One structure, all the way down
The Logic Graph is the primary representation. It holds the program with every piece of semantic information attached (resolved scopes, inferred types, borrow states, propagated capabilities), the rules that governed its parsing, the standard library, and the compiler's own logic. Navigation is uniform: the same operations you run on your own code traverse any subgraph, including the compiler's.
A tiny seed that self-hosts
A small Rust bootstrap seed starts the system. Everything beyond, the full type system, the borrow checker, the rewriting engine, the optimization passes, the standard library, is written in Logos and processed by the seed until the system compiles itself. The seed stays small enough to audit by hand, and eventually to verify.

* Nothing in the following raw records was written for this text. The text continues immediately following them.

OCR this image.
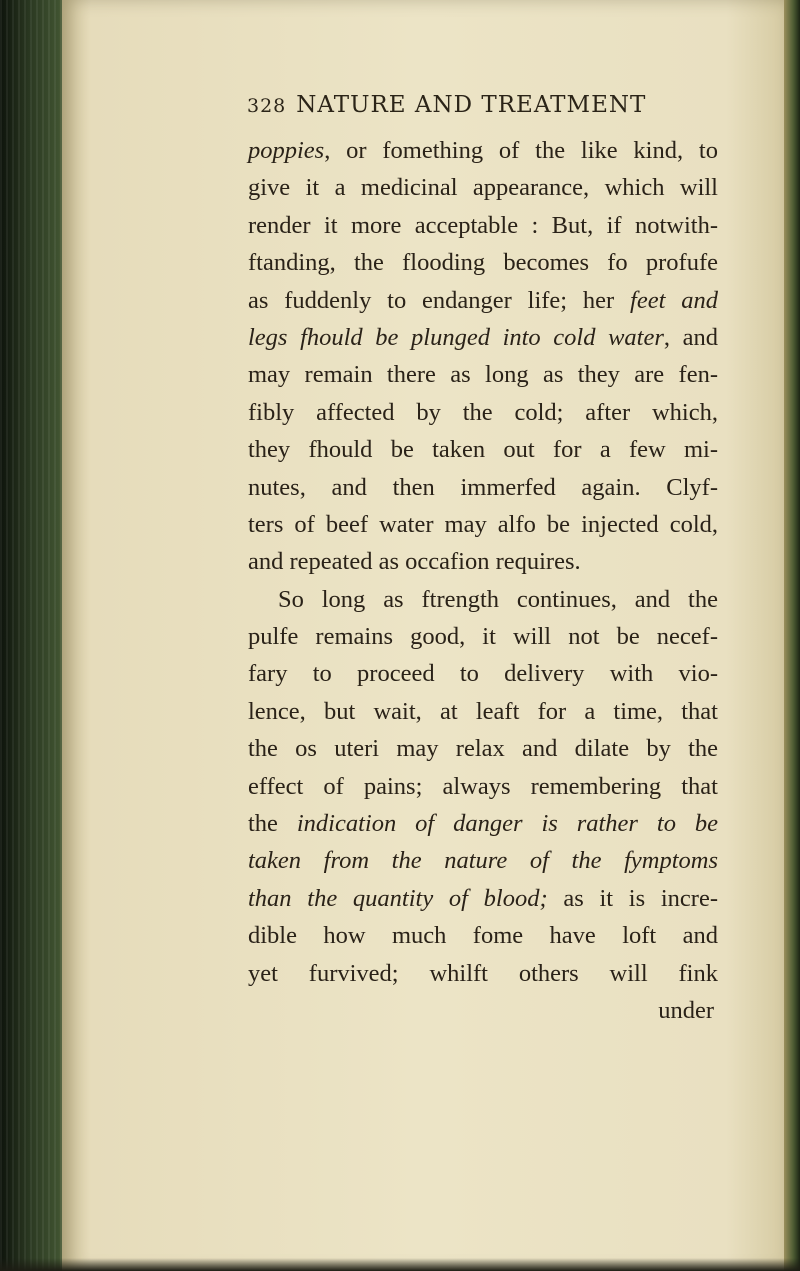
328 NATURE AND TREATMENT
poppies, or fomething of the like kind, to
give it a medicinal appearance, which will
render it more acceptable : But, if notwith-
ftanding, the flooding becomes fo profufe
as fuddenly to endanger life; her feet and
legs fhould be plunged into cold water, and
may remain there as long as they are fen-
fibly affected by the cold; after which,
they fhould be taken out for a few mi-
nutes, and then immerfed again. Clyf-
ters of beef water may alfo be injected cold,
and repeated as occafion requires.
So long as ftrength continues, and the
pulfe remains good, it will not be necef-
fary to proceed to delivery with vio-
lence, but wait, at leaft for a time, that
the os uteri may relax and dilate by the
effect of pains; always remembering that
the indication of danger is rather to be
taken from the nature of the fymptoms
than the quantity of blood; as it is incre-
dible how much fome have loft and
yet furvived; whilft others will fink
under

Interpret by default, compile on demand
Logic Graph code is interpreted by default. Freeze a region and it can be JIT-compiled with Cranelift, staying fully reflectable through the Logic Graph it was compiled from. The interpret-versus-compile choice is a matter of profitability, not semantics.

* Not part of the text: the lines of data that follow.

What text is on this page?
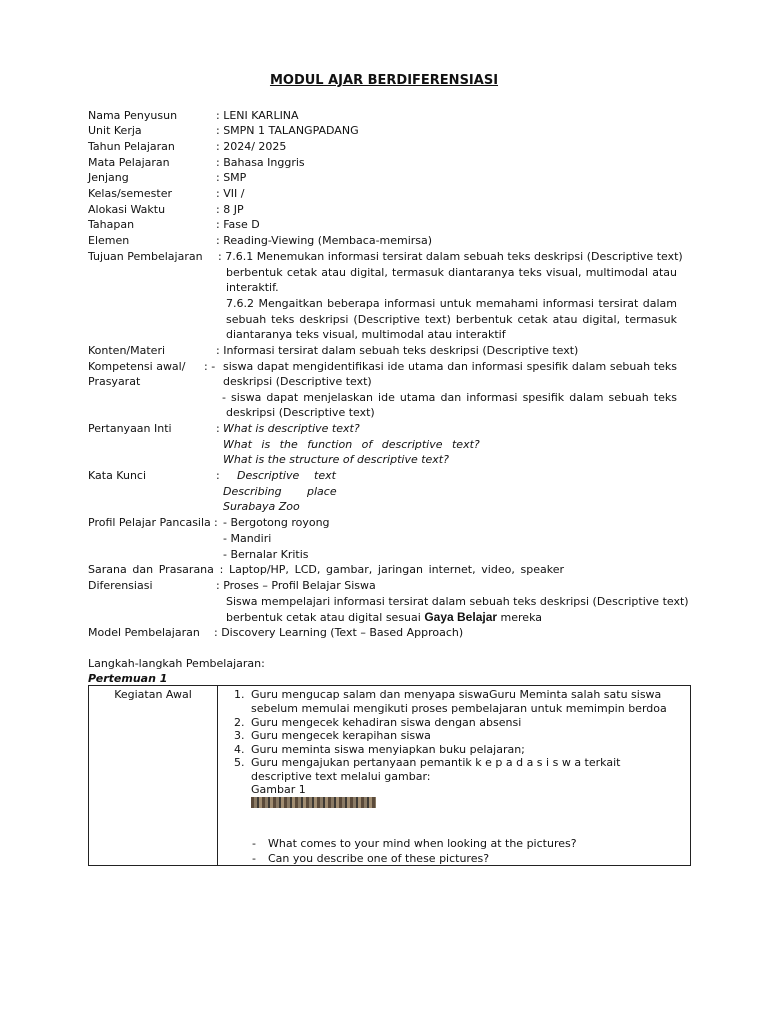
MODUL AJAR BERDIFERENSIASI
Nama Penyusun	: LENI KARLINA
Unit Kerja	: SMPN 1 TALANGPADANG
Tahun Pelajaran	: 2024/ 2025
Mata Pelajaran	: Bahasa Inggris
Jenjang	: SMP
Kelas/semester	: VII /
Alokasi Waktu	: 8 JP
Tahapan	: Fase D
Elemen	: Reading-Viewing (Membaca-memirsa)
Tujuan Pembelajaran : 7.6.1 Menemukan informasi tersirat dalam sebuah teks deskripsi (Descriptive text)
berbentuk cetak atau digital, termasuk diantaranya teks visual, multimodal atau
interaktif.
7.6.2 Mengaitkan beberapa informasi untuk memahami informasi tersirat dalam
sebuah teks deskripsi (Descriptive text) berbentuk cetak atau digital, termasuk
diantaranya teks visual, multimodal atau interaktif
Konten/Materi	: Informasi tersirat dalam sebuah teks deskripsi (Descriptive text)
Kompetensi awal/ : - siswa dapat mengidentifikasi ide utama dan informasi spesifik dalam sebuah teks
Prasyarat	deskripsi (Descriptive text)
- siswa dapat menjelaskan ide utama dan informasi spesifik dalam sebuah teks
deskripsi (Descriptive text)
Pertanyaan Inti	: What is descriptive text?
What is the function of descriptive text?
What is the structure of descriptive text?
Kata Kunci	: Descriptive text
Describing place
Surabaya Zoo
Profil Pelajar Pancasila : - Bergotong royong
- Mandiri
- Bernalar Kritis
Sarana dan Prasarana : Laptop/HP, LCD, gambar, jaringan internet, video, speaker
Diferensiasi	: Proses – Profil Belajar Siswa
Siswa mempelajari informasi tersirat dalam sebuah teks deskripsi (Descriptive text)
berbentuk cetak atau digital sesuai Gaya Belajar mereka
Model Pembelajaran : Discovery Learning (Text – Based Approach)
Langkah-langkah Pembelajaran:
Pertemuan 1
Kegiatan Awal	1. Guru mengucap salam dan menyapa siswaGuru Meminta salah satu siswa
sebelum memulai mengikuti proses pembelajaran untuk memimpin berdoa
2. Guru mengecek kehadiran siswa dengan absensi
3. Guru mengecek kerapihan siswa
4. Guru meminta siswa menyiapkan buku pelajaran;
5. Guru mengajukan pertanyaan pemantik k e p a d a s i s w a terkait
descriptive text melalui gambar:
Gambar 1
- What comes to your mind when looking at the pictures?
- Can you describe one of these pictures?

Memory safety without a garbage collector
Logos is a serious systems language. Memory is managed by a borrow checker with lexical lifetimes, explicit ownership, and moves, with no garbage collector and no runtime cost. One rule covers every case: among references that are live at the same time and overlap, there may be many readers or a single writer, never both. That same reader-writer rule is also what governs visibility, borrowing, and reflection, so they are one mechanism rather than three separate features.
One rewriting engine
Compiler optimization, computer algebra, and your own transformations are one operation: take a fragment, apply rewrite rules, and extract the form that minimizes a cost function, using equality saturation over an e-graph. The same engine serves the compiler's x + 0 → x and the mathematician's sin²(θ) + cos²(θ) → 1.
Pay only for what you verify
A systems programmer gets the base type system and a borrow checker. Beyond that the strata are opt-in: refinement types and pre/post-conditions, then termination measures, then full dependent types and proof terms checked by a small trusted kernel. Parts of a program can be verified while the rest stays lower.

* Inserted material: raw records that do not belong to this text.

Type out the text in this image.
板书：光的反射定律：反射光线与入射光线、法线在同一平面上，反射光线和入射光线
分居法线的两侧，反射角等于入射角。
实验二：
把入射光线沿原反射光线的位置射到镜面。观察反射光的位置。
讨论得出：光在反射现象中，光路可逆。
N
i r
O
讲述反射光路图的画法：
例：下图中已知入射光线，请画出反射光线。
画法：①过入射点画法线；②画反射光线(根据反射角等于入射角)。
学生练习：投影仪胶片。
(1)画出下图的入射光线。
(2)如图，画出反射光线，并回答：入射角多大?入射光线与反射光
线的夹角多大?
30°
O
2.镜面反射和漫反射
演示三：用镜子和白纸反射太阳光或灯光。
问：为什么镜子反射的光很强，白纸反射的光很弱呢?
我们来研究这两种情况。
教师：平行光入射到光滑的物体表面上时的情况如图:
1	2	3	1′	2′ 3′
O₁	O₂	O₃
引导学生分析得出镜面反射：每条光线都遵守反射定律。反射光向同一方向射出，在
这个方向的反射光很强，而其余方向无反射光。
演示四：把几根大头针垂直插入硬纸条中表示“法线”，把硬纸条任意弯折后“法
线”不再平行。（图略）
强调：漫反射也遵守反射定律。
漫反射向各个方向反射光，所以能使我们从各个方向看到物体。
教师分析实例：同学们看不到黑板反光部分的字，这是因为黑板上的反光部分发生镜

Concurrency the compiler checks
Two shapes cover the common cases. parallel for distributes work over disjoint indices, a pattern the borrow checker recognizes and proves race-free; stackless async tasks handle I/O-bound concurrency on executor pools you control, pausing only at an explicit .await so suspension is always visible in the source. Reading shared graph structure across threads is an ordinary shared borrow, so the standard library and every definition can be read by many threads at once, while writes are exclusive and concurrent mutation of the same node is a compile-time error.
The compiler is a library
Above the seed, the borrow checker, type checker, rewriting engine, optimization passes, and the lowerings from Logic Graph to native code are themselves Logos programs and themselves subgraphs. Adding an optimization is library work; targeting a new platform is implementing the backend interface and contributing rules. The grammar lives in the graph too, so a new operator, constructor, or macro is ordinary library work rather than a change to the language itself.
The tooling is Logos too
Because so much is already in the Logic Graph, the tooling is thinner and richer than its equivalents elsewhere. A Logos-written language server brings highlighting, errors, autocomplete, go-to-definition, and refactoring to any LSP editor; the documentation generator works from the same graph that holds types, signatures, examples, capabilities, and proofs; and a structural editor that operates directly on Logic Graphs is the long-term goal. The Smalltalk vision of a fully malleable system, applied to a modern systems language.